PROPOSALS FOR BULK TRANSPORT AND DELIVERY OF LIMESTONE IN GHANA
2.1Name of Project: – PERL Haul Limited: – Bulk Transport and delivery of Limestone in Ghana.
•Head Office: Accra
•Quarry Site: Oterkpolu, near Odumase Krobo in the Eastern region of Ghana.
•Servicing Workshop:Winneba, in the Central region of Ghana
•Delivery Points:Tema ( Greater Accra Region), Takoradi (Western Region), Lome (Togo)
PERL Haul Limited was incorporated as a limited liability company in December 2012 with the main object of Bulk Transportation and Delivery of industrial mineral Ores and other quarry products in West Africa.
The Company is a subsidiary entity of the PERL Logistics Limited, the logistic delivery service concern of the PERL Trust Investments Group.

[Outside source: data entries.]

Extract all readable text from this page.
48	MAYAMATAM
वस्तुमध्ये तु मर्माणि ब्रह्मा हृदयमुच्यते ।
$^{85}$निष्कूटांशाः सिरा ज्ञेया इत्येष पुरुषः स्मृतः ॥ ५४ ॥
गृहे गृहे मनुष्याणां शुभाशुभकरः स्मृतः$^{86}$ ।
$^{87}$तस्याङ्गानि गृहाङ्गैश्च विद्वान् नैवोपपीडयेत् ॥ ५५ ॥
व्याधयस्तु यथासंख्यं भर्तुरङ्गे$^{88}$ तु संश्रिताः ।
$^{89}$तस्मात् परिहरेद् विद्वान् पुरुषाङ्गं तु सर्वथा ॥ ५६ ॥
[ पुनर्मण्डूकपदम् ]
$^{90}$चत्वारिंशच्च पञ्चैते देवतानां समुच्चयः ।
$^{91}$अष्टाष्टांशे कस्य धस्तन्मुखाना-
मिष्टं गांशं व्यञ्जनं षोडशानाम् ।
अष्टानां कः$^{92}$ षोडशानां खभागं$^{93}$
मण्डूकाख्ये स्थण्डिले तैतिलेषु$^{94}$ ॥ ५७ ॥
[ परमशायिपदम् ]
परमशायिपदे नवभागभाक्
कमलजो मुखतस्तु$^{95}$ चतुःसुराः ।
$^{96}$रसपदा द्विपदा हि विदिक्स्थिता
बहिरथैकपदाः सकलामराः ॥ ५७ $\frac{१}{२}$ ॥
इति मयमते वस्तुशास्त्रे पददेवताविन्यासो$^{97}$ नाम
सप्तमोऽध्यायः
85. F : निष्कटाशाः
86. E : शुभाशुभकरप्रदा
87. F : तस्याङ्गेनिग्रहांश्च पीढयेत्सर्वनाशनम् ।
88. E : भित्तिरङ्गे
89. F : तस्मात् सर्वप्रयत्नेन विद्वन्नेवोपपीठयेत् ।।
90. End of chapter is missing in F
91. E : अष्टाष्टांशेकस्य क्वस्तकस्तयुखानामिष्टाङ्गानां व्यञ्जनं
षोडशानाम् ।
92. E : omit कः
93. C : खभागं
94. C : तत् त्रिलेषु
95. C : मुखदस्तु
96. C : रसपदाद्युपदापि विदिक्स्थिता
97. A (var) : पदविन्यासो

2.4Project Definition and Scope:
The project aims at establishing a bulk transport pool that will provide bulk haulage transport services to the mining companies. The project therefore seeks to haul on contract basis limestone from GHACEM’s limestone quarry site at Krobo Odumase to designated cement factories at Tema, Takoradi and Lome.
The annual targeted Haulage tonnage of limestone from the quarry site to the three cement factories ranges from 216,000 metric tons in the first year to 720,000 metric tons in the third year and thereafter.
Other target areas of business for the project are Bauxite and Manganese Ores haulage from their respective mines of Awaso and Nsuta to the sea Port of Takoradi. The industry is segmented among many small Bulk Transport companies and few large fleet holders, with total haulage capacity far below the demand capacity of the cement factories. Consequently, there has been a back lock of Bulk Haulage Transport services in the sub sector. The railway transport system that could have been the answer to the problem still remains inefficient and inaccessible to the new mining sites.
2.5Project Investments Cost:
The total initial investment cost of the project is estimated at approximately US$3.050 million, comprising a capital investment cost of US$2.20 million and an indirect investment costs amounting to approximately, US$800 thousand. Additional Capital investments of approximately US$2.20 million are expected to be injected into the project in the second and third years of the project. These injections will seek to expand the company’s fleet of haulage trucks from ten to thirty by close of the third year.
The entire funding of the initial project cost of US$3.050 million is sought from a medium term loan of US$3.0 million and an equity contribution of fifty thousand (US$50,000.00) from the project company owners. Further investment of US$2.60 million in the second year is sought from a medium term loan of US$1.5 million from a financial institution and the rest from profit accruals of the project company. The entire third year’s capital investment was funded by the projects reserves.
Assuming debt financing can be confirmed and disbursement for the project effective by close of October 2008, to allow the procurement phase to precede immediately, the project could be operational by the beginning of June 2009.
A financial analysis of the project shows a high profitability. Turnover is expected to increase from a level of US$4.212 million in year 1 to US$11.867 million in year 3 and thereafter. A profit after tax of about US$1.43 million is expected in year 1, increasing steadily to US$3.69 million in year 5.
Cash inflows from operation are significantly impressive, starting from a net flow level of about US$1.65 million in year 1, increasing gradually to US$3.15 in year 4 and sharply rising to US$8.3 million in year 5. The sharp rise experienced in Year five was as a result of a huge residual value of fixed assets of the project. Cumulative net cash flow could reach US$19.1 million by close of the plan period.
Unistar Haulage Limited has critically accessed the business venture and it is convinced that it is technically and operationally feasible. Moreover, the cash flow analysis carried out also indicates that the project is financially viable under the stated assumptions.
The project when discounted over 5 years shows an Internal Rate of Returns of about 30.7% that far exceeds the cost of capital. Even with the introduction of a conspicuous caution in the evaluation, the project showed high viability.
2.9Conclusions and Recommendations:
Unistar’s proposed Bulk Haulage Transport Service venture for the industrial mineral ore mining sector is technically feasible and financially viable. The project will be able to generate adequate cash flow from its operations to meet all its financial obligations, including payment of dividends to share holders and also to embark on an expansion programme. It is our recommendation that the project be implemented.